A new surgical procedure being trialed at The Alfred Hospital in Melbourne, Australia may mean the end of blocked noses for the tens of thousands of Australians who suffer from sinusitis. The procedure is known as Balloon Sinuplasty and involves a minimally invasive technique for opening up blocked sinus passages and reduces the need for surgeons to remove tissue or bone.

The procedure is performed entirely through the nostrils using a flexible balloon catheter designed to navigate through the complex twists and turns of the sinus. The balloon is inflated to gently restructure and widen the walls of the blocked passageway, allowing the return of normal sinus functions.

Researchers in Melbourne have just completed a successful pilot study of 10 patients at The Alfred to demonstrate the safety and feasibility of the procedure. Significantly, the regulatory board in the United States has recognized the results of this initial trial and the new device has been approved in the US with Ear, Nose and Throat (ENT) surgeons are now being trained in this technique.
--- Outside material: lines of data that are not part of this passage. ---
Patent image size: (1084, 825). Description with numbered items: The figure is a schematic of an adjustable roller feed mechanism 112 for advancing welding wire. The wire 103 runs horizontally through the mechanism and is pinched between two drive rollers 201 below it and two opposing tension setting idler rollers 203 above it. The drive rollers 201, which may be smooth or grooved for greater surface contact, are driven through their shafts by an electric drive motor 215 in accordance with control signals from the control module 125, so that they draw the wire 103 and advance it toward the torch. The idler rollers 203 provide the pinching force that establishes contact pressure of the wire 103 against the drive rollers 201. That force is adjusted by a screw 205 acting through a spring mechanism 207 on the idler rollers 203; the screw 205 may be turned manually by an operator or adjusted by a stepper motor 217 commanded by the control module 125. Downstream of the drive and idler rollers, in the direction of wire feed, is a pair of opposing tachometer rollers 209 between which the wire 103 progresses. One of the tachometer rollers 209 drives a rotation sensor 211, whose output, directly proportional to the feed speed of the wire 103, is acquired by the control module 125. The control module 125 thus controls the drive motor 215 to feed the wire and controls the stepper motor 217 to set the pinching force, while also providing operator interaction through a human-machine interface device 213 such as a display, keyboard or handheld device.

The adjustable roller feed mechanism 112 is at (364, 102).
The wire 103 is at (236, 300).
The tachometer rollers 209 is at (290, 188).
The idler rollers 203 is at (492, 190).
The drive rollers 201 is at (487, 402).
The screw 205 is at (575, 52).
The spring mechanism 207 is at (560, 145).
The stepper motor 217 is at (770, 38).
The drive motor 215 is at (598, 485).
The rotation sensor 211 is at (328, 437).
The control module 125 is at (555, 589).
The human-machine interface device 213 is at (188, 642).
The next phase of the trial, which will involve The Alfred Hospital and six major US centers, will evaluate the outcomes of the procedure. It will be performed on 50 Alfred patients who will be followed up at two, 12 and 24 weeks after their surgery.
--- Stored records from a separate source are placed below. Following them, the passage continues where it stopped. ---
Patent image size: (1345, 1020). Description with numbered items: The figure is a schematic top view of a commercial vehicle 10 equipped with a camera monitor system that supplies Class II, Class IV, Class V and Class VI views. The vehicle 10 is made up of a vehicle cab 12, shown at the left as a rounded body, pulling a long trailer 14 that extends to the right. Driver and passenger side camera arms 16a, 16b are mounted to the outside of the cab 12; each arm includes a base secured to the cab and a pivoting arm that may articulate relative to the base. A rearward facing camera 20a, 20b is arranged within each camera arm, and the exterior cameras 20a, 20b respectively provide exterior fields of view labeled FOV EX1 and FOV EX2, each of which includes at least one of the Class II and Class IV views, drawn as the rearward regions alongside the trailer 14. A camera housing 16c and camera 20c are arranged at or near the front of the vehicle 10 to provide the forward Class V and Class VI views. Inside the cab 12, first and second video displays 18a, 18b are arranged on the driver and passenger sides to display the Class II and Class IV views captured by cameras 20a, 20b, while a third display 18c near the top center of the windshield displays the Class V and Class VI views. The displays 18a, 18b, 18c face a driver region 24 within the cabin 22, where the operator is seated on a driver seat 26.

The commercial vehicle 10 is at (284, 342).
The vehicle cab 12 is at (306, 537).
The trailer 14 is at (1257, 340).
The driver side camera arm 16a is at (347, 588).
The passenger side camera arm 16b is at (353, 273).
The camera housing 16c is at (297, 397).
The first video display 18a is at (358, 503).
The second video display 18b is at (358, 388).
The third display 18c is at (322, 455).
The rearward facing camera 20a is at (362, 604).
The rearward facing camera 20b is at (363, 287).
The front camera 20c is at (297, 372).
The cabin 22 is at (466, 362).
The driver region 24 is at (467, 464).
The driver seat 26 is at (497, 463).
Principal researcher and Alfred ENT surgeon, Dr Christopher Brown, said the surgery currently used to unblock sinuses sometimes resulted in scarring and involved a greater risk of complications compared to the Balloon Sinuplasty procedure.
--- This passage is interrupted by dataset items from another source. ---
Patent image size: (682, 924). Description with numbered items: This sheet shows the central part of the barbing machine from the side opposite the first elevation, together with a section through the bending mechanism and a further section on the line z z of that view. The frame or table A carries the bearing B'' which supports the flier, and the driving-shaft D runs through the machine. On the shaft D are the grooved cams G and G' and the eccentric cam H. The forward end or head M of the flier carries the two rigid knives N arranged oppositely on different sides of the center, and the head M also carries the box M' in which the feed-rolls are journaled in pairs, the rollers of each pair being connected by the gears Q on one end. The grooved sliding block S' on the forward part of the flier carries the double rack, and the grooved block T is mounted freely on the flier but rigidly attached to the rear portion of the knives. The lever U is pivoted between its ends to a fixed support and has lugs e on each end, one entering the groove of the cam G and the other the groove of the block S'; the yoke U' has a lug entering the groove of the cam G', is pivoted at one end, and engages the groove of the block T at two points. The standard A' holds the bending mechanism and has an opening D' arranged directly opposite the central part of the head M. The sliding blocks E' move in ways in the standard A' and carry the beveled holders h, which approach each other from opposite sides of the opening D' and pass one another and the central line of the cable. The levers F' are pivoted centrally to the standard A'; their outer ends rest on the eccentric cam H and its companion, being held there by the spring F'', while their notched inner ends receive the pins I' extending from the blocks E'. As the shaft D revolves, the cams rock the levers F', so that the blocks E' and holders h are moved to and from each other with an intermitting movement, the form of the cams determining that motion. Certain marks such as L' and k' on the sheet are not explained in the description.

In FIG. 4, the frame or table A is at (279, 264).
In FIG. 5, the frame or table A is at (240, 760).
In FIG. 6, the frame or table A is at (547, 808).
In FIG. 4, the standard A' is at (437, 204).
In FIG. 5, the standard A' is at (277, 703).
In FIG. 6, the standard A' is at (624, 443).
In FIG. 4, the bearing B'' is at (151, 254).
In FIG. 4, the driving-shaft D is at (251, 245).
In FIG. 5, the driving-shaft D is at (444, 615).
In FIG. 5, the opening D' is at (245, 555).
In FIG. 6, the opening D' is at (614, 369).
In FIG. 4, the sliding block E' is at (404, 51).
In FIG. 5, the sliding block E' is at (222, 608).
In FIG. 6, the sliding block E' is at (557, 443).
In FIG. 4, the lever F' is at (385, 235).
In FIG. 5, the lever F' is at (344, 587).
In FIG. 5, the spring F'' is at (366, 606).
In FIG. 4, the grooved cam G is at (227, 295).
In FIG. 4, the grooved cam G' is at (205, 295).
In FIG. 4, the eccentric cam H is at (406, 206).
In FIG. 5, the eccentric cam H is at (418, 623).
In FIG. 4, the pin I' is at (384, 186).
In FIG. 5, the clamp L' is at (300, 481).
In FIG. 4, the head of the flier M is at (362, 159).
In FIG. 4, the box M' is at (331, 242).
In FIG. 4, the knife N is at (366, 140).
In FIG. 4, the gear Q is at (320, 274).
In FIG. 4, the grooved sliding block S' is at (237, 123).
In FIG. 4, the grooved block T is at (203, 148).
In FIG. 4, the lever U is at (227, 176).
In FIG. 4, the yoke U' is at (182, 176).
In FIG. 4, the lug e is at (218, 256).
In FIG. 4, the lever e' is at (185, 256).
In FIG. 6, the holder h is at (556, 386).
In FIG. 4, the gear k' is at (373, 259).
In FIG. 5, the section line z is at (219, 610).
“Because the brain is in close proximity to the sinuses, there is potentially a risk of injury,” said Dr Brown.

“The frontal sinus in particular can be challenging to many ENT surgeons and so any new developments are always welcomed.”

People involved in the trial have chronic sinusitis, however, depending on the results of the trial, the procedure may prove to be suitable for other sinusitis sufferers.

Sinusitis is very common. Health care experts estimate that 37 million Americans are affected by sinusitis every year. Health care workers report 33 million cases of chronic sinusitis to the U.S. Centers for Disease Control and Prevention annually. In Australia, 15 percent of the population suffers from sinusitis.